‘A completely altered, unchosen reality’: Life after a road crash

Rehabilitation continues for Laura Doherty, a decade suffering a severe brain injury

Laura Doherty was in a car crash in 2009. Photograph: Dave Meehan/The Irish Times

Laura Doherty was in a car crash in 2009. Photograph: Dave Meehan/The Irish Times

 

Dr Laura Doherty finished a shift in Dublin’s Temple Street Hospital on February 23rd, 2009 and set off for Sligo, where she had an interview for a place on a GP scheme.

Tired after a lengthy day at work and driving in dark, foggy conditions, the doctor attempted to pull out from behind a bus and was hit by an oncoming van. She was taken to Mullingar Hospital, where a severe brain injury was detected, and then transferred to Beaumont Hospital in Dublin.

After three months in Beaumont, Doherty spent a further nine months in the National Rehabilitation Hospital in Dún Laoghaire. She remembers nothing of her time there.

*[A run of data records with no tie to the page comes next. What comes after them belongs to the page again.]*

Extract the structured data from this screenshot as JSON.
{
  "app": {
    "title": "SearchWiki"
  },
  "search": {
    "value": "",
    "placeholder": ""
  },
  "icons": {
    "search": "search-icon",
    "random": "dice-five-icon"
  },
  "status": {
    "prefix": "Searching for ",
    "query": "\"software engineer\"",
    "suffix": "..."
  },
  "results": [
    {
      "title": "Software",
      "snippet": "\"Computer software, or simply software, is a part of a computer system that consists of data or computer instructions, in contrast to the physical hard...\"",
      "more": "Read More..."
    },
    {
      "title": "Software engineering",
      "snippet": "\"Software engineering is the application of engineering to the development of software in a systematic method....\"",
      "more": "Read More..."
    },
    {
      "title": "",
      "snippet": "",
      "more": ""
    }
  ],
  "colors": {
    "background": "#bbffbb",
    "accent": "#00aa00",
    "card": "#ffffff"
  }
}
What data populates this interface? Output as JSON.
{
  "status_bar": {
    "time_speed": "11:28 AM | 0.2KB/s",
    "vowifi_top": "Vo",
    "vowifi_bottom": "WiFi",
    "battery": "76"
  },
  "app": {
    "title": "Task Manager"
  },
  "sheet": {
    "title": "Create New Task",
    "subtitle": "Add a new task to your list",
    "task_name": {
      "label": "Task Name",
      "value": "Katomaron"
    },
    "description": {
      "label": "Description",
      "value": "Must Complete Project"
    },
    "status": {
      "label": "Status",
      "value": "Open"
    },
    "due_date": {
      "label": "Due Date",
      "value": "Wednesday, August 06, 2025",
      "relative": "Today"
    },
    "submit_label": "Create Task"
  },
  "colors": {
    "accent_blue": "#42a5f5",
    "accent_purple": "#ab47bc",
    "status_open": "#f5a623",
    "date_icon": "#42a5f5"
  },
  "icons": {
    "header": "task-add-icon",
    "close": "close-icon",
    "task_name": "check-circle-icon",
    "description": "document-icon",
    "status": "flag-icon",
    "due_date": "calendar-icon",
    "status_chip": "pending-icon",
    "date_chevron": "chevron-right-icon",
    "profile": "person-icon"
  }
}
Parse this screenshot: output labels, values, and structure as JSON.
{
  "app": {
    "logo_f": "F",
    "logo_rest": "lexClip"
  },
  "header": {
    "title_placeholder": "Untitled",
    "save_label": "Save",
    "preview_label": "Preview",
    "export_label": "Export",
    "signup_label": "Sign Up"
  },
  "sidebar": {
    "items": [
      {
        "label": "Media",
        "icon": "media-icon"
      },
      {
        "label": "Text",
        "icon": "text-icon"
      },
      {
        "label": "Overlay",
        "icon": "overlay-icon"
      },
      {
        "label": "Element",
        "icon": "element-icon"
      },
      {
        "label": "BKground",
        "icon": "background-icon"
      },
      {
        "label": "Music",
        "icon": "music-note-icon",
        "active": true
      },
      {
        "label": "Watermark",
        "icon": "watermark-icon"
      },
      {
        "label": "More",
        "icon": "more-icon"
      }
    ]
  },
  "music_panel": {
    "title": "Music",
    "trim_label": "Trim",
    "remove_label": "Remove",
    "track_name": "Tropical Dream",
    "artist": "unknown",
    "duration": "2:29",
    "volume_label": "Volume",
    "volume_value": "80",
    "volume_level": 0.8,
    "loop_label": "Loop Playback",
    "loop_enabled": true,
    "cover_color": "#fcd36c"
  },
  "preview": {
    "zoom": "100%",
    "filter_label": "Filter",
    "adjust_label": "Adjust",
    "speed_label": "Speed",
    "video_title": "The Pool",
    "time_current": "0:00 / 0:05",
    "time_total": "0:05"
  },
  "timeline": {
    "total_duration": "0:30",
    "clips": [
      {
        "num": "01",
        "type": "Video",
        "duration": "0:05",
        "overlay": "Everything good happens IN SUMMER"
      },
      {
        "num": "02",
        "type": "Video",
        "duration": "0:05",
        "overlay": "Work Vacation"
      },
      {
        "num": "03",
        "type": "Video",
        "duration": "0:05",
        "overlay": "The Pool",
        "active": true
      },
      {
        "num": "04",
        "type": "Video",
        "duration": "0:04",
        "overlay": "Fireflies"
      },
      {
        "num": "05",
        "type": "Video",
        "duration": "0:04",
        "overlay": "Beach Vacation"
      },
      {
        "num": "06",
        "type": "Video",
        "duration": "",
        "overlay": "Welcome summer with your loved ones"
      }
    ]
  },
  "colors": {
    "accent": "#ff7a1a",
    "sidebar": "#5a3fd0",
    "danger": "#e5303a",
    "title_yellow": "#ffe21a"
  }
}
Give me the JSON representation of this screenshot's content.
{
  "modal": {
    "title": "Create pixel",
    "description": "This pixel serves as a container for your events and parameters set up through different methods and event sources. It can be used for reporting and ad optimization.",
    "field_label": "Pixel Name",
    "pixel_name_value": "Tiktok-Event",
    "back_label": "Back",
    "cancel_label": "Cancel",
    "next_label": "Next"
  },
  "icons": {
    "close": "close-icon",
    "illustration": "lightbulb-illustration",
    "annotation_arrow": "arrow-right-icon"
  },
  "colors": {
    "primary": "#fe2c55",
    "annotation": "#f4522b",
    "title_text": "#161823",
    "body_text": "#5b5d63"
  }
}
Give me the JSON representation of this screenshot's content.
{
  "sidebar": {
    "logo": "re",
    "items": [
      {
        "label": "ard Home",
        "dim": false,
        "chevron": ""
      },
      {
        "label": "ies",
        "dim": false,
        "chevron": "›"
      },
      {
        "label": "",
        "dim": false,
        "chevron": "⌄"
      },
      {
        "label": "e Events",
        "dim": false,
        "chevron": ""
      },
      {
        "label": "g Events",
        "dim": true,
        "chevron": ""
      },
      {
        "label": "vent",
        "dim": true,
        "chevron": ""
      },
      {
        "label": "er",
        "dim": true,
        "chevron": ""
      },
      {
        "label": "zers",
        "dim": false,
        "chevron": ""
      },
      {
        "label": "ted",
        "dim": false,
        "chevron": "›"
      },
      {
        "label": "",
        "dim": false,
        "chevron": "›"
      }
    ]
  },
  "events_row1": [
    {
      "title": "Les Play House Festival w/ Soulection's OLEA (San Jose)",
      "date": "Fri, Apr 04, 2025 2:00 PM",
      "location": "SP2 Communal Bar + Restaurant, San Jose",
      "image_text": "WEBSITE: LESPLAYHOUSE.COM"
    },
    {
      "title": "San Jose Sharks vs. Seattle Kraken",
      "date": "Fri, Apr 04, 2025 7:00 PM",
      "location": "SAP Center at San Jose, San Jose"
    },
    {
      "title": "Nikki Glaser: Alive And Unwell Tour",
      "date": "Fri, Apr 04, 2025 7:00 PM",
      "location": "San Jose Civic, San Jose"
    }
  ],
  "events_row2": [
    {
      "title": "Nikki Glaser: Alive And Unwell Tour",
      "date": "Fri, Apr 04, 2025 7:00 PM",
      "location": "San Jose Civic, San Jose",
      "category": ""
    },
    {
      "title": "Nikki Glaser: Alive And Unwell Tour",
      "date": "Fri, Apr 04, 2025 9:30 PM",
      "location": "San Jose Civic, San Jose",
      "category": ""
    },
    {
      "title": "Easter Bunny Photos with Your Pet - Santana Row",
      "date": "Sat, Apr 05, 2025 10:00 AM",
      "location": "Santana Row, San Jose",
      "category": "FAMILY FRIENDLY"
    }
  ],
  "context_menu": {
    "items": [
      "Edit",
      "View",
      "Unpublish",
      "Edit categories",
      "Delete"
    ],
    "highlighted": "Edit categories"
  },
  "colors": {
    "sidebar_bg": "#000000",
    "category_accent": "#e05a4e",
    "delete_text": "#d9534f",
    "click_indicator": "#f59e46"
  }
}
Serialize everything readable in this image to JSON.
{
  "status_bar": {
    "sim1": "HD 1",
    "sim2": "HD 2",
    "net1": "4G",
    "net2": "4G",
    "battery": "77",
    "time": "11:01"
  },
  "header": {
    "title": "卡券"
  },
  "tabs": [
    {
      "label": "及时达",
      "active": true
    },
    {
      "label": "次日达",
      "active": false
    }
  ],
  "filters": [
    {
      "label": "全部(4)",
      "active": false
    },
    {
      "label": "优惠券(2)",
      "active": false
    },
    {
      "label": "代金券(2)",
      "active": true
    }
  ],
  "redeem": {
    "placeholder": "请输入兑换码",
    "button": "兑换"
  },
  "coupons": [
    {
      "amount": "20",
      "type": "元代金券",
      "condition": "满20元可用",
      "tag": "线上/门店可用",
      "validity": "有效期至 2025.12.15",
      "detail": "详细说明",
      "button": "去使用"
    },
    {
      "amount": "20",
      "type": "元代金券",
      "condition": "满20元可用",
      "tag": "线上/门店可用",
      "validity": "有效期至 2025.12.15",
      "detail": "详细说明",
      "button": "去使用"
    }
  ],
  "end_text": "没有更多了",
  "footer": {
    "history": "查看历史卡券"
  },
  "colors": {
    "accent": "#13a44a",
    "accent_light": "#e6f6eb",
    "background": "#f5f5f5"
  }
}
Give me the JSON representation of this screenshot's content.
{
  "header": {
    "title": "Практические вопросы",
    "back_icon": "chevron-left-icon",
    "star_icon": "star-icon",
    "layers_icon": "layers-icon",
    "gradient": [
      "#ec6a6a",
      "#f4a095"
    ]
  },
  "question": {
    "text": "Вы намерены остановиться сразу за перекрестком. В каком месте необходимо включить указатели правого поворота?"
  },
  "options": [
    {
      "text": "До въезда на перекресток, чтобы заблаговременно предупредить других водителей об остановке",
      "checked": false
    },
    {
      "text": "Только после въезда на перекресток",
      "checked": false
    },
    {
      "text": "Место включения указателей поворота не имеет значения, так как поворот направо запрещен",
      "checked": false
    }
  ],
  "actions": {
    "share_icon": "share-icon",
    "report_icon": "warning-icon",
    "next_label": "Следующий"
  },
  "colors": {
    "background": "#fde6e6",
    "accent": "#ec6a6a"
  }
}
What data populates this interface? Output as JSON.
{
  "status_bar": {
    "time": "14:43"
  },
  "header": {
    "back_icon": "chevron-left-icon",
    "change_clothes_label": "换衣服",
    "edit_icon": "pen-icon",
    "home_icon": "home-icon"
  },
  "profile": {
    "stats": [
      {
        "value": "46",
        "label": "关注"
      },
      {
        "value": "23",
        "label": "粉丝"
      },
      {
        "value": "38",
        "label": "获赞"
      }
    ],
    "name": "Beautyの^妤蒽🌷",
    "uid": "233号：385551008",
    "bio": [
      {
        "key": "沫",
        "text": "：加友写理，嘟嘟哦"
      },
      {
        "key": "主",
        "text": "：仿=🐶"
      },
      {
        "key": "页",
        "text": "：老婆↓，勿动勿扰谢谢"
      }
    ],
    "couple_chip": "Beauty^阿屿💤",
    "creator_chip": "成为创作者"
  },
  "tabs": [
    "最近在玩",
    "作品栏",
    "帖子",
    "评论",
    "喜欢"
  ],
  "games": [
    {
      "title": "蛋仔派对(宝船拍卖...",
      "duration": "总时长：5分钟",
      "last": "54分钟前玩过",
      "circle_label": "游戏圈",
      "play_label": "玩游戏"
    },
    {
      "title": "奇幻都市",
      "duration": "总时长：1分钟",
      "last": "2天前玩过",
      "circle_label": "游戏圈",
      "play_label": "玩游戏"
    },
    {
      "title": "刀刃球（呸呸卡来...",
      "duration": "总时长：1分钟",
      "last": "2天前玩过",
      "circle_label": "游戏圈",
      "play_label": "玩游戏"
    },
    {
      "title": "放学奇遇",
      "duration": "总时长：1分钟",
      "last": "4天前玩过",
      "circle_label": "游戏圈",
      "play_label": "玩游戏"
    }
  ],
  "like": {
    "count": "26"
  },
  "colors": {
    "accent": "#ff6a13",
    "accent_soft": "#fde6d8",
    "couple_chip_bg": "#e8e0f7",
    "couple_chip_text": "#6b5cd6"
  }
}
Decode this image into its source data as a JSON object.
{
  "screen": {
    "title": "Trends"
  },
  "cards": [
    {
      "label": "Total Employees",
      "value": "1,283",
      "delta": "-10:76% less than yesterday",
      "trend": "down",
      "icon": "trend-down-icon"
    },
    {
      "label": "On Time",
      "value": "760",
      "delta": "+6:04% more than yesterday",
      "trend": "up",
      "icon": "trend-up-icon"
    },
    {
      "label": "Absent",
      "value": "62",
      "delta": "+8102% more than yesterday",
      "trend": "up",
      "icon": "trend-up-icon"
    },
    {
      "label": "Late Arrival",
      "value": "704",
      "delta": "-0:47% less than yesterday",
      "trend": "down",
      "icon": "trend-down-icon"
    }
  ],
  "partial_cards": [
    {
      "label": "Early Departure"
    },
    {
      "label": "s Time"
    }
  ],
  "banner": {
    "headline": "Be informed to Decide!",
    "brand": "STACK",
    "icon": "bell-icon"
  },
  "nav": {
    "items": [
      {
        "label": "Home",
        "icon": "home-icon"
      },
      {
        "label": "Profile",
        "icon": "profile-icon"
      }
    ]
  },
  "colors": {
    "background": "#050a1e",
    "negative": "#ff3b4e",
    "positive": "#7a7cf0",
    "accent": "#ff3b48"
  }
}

Doherty left hospital and spent six months switching between a wheelchair and walking frame, but 10 years on she is able to walk unaided and splits the week between her family home in Longford and her siblings’ homes in Dublin.

She enjoys painting, giving talks on brain injuries in schools and aims to live a fulfilling life, visiting relatives in Singapore and California and holidaying across Europe.

However, the impact of the accident lingers. Doherty struggles with memory loss, cognitive problems and mental health difficulties, and developed epilepsy a year after leaving the rehabilitation hospital.

“My accident turned my life around,” she says. “I loved sport, I loved my job, I had a nice social life and all of that was lost.

“Fatigue is the big problem, I’m constantly tired. Apparently fatigue is the most common problem after a brain injury. I’m a doctor and I didn’t know that.”

Rehabilitation

She says the rehabilitation process “is non-stop” but she has been greatly helped by her “amazing” family, which includes three sisters and two brothers.

Orla, one of Doherty’s sisters, says there are limitations when it comes to rehabilitation care in Ireland.

“There is a renewed trauma when you return home, because you go from acute rehab care to limited support from home, particularly for cognitive rehabilitation,” Orla says. “Unless you have a supportive family to help you to return to a social level, it is extremely difficult and very unfair.”

“It is a completely altered, unchosen reality, but we’d like to give [people in a similar position] the hope that you can improve.”

Prof Mark Delargy, the surgeon in charge of Doherty’s treatment at the National Rehabilitation Hospital, says “we achieved as much as we could but some challenges were insurmountable” in her case.

On the wider subject of road traffic accidents, Delargy notes a “trend of decreasing road deaths and an increasing number of accidents resulting in severe, long-term disability”.

There were 146 fatalities on the State’s roads last year, but he says for each of these eight people are seriously injured. As a result, the service at the Dún Laoghaire hospital is strained.

An average of 150 patients are awaiting treatment for brain injuries, spinal cord injuries, loss of limbs or other neurological conditions.